Well, I’ve tried to pinpoint every single thing I’ve been doing differently in every aspect of my life these past few week, you know, to try and pinpoint what exactly in what aspect of my life triggers such inspirational processes. However, turns out, I couldn’t pinpoint that one thing exactly… because it’s all of the things.
My daily life and schedule has changed, actually, daily the past few weeks or so. No two days have gone the same; there is no pattern.
So, now I’m thinking… maybe a totally unreliable, inconsistent and often stressful daily schedule is the actual key to creative inspiration. Like, “consistency is key”? Pff, never.

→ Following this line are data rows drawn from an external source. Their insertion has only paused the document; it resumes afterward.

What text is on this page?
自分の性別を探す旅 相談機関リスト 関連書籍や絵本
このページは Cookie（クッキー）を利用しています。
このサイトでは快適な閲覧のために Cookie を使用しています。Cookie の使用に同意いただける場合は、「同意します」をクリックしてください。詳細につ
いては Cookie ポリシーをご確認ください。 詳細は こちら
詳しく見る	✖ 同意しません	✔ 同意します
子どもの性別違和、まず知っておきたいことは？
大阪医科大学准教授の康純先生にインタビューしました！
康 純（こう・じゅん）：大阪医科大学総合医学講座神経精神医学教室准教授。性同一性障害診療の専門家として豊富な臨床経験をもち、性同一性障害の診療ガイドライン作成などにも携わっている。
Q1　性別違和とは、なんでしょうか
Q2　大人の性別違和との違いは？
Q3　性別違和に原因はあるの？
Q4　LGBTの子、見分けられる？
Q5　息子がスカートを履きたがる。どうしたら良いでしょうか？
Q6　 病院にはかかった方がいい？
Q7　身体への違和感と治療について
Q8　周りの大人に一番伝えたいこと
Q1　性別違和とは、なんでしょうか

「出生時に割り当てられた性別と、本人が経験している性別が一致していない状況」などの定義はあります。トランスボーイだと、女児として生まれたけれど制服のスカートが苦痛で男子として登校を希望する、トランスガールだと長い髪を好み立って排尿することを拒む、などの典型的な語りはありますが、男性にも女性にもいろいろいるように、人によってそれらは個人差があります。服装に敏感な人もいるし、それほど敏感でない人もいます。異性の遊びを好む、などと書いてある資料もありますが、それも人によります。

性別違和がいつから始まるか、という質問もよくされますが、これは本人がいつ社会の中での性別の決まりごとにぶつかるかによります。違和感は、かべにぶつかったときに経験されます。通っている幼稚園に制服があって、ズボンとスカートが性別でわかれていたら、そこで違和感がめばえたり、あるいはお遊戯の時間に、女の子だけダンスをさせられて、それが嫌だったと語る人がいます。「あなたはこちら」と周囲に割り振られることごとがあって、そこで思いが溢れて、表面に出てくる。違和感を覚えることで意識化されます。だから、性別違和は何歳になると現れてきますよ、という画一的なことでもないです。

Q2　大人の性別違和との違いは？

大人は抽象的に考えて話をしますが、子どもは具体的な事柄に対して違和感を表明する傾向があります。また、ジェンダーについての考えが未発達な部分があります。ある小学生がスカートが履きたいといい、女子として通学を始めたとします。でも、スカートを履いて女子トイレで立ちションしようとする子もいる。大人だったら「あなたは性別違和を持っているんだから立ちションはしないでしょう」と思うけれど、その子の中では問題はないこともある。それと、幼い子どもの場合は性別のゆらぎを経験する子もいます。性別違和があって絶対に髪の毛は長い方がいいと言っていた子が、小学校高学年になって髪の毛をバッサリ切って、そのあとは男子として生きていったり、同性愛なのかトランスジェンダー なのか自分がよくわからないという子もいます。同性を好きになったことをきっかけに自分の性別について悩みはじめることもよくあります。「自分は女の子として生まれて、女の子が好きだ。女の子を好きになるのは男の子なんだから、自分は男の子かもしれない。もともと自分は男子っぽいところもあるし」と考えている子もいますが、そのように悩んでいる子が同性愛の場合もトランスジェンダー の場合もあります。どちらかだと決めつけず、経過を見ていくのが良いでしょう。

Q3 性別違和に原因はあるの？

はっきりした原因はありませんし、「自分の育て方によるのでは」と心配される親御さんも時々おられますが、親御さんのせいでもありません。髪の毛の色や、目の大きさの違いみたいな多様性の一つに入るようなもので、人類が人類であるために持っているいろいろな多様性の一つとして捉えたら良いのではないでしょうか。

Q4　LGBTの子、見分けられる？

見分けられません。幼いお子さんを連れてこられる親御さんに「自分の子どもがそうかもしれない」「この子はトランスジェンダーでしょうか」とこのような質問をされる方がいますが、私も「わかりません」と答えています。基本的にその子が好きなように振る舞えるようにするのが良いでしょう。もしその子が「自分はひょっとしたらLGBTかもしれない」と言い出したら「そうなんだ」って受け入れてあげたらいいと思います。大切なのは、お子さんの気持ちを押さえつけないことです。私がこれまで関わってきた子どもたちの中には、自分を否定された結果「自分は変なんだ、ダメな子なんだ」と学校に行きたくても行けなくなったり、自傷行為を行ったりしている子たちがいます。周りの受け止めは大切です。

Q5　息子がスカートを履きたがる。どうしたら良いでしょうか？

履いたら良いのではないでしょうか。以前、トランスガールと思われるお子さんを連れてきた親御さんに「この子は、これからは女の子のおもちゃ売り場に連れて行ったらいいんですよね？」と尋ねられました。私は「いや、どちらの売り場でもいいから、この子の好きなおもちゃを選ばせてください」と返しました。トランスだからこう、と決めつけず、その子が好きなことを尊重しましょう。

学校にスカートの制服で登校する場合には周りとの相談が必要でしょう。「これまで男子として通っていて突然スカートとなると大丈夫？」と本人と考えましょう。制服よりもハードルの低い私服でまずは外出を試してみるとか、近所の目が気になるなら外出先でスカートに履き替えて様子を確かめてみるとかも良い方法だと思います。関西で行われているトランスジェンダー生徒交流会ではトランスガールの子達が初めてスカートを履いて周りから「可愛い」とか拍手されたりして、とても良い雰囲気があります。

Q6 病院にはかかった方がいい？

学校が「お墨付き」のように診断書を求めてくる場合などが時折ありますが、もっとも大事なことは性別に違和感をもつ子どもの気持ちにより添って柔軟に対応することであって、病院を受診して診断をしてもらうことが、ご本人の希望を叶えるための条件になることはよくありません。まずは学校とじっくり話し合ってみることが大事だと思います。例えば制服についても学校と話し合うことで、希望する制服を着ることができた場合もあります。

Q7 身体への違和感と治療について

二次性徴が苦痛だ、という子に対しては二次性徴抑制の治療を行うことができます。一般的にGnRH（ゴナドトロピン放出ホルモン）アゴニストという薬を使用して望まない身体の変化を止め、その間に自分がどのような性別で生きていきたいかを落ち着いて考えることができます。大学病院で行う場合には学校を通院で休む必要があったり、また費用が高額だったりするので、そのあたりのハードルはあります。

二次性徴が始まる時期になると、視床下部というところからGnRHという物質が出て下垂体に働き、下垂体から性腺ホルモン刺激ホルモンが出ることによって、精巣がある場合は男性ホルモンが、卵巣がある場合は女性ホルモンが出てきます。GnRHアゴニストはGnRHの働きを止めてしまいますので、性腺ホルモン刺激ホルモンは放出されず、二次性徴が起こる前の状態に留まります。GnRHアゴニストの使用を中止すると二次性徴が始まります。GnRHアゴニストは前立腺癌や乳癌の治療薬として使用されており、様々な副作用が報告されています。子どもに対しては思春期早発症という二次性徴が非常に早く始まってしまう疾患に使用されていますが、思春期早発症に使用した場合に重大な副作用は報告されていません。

But, then again, who can keep up with the daily, crazy schedules for… ever? I know I want to try, but it’s not gonna last. All good things come to end, I guess…
But, then again, again, I could be completely wrong on all this to begin with. Maybe my daily timetable has nothing to do with my daily feelings of sudden inspiration.
Also, on the other hand, if I have no set schedule in place, then I have no set time to actually use that inspiration each day. Like I said, it’s pretty unreliable, and the inspiration only does you so much good if you can’t work with it.
Either way, though, I’m trying to figure this all out and utilize it to the maximum potential I can get it to right now.
Please, everyone, let me know how you get inspiration… and if I’m crazy for thinking being crazy makes it happen!